Field: these facts are all contingent. But they are partly about the mathematical realm (mathematical entities).
Explanation/FieldVsLewis: There remains the problem of the explanation of such "mixed" statements. (Or the correlation of these with our beliefs).
Solution: You can divide these statements: an
a) purely mathematical component (without reference to physical theories, but rather on non-mathematical entities, E.g. quantities with basic elements, otherwise the condition would be too strong). Important argument: this component can then be regarded as "necessarily true".
b) purely non-mathematical component (without reference to mathematics).
I 235
2) FieldVsLewis: even with regard to purely mathematical facts, Lewis’ answer is too simple. Necessary Facts/Mathematics: to what extent should they be necessary in the realm of mathematics? They are not logically necessary! And they cannot be reduced to logical truths by definition.
Of course they are mathematically necessary in the sense that they follow from the laws of mathematics.
E.g. Similarly, the existence of electrons is physically necessary, because it follows from the laws of physics.
FieldVsLewis: but in this physical case, Lewis would not speak of a pseudo-problem! But why should the fact that numbers exist mathematically necessary be a pseudo-problem?.
Mathematical Necessity/Field: false solution: you could try to object that mathematical necessity is absolute necessity, while physical necessity is only a limited necessity.

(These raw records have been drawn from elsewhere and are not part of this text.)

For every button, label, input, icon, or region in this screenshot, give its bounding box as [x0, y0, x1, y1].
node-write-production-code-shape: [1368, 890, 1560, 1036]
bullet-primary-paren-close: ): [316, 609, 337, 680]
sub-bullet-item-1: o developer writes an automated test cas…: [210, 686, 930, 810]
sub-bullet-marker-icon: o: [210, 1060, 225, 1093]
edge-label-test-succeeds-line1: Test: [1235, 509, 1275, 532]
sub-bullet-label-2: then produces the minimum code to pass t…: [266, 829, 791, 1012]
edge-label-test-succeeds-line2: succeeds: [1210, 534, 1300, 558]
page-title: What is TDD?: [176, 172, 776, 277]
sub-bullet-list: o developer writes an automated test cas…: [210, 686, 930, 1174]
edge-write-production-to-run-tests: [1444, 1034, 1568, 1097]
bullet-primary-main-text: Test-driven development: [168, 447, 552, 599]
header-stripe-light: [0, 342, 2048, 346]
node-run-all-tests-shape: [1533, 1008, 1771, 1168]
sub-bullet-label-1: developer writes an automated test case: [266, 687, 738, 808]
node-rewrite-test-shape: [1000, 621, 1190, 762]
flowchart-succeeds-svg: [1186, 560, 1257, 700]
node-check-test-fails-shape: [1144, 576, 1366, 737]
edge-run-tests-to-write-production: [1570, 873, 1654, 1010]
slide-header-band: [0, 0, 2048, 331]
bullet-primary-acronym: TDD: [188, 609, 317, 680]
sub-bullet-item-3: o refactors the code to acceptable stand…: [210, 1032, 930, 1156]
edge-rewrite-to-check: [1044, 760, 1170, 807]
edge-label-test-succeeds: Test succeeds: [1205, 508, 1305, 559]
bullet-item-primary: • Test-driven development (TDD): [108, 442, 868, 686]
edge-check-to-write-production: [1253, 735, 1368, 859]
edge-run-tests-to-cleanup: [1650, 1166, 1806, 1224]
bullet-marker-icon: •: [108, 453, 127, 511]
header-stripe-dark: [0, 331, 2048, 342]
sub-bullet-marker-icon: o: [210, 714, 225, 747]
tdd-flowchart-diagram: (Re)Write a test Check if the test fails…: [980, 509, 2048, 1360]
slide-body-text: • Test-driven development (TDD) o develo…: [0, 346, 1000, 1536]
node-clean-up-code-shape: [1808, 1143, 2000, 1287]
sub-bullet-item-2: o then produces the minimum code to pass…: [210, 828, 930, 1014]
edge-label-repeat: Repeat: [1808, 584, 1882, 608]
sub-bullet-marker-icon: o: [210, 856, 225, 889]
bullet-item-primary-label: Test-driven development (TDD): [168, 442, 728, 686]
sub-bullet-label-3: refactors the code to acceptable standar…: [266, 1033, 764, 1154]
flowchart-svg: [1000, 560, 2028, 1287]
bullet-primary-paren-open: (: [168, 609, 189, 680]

Metaphysical Necessity/Field: or you could say that mathematical statements.
I 236
Are metaphysically necessary, but physical statements are not. FieldVs: It is impossible to give content to that.
I 237
3) FieldVsLewis: he assumes a controversial relation between Counterfactual Conditional and necessity. It is certainly true that nothing meaningful can be said about E.g. what would be different if the number 17 did not exist. And that is so precisely because the antecedent gives us no indication of what alternative mathematics should be considered to be true in this case.
I 238
4) FieldVsLewis: there is no reason to formulate the problem of the explanation of the reliability of our mathematical belief in modal or counterfactual expressions.
II 197
Theoretical Terms/TT/Introduction/Field: TT are normally not introduced individually, but in a whole package. But that is no problem as long as the correlative indeterminacy is taken into account. One can say that the TT are introduced together as one "atom". E.g. "belief" and "desire" are introduced together.
Assuming both are realized multiply in an organism:
Belief: because of the relations B1 and B2 (between the organism and internal representations).
Desired: because of D1 and D2.
Now, while the pairs (B1, D1) and (B2, D2) have to realize the (term-introductory) theory.
II 198
The pairs (B1, D2) and (B2, D1) do not have to do that. ((s) exchange of belief and desire: the subject believes that something else will fulfill its desire). FieldVsLewis: for this reason we cannot accept its solution.
Partial Denotation/Solution/Field: we take the TT together as the "atom" which denotes partially as a whole.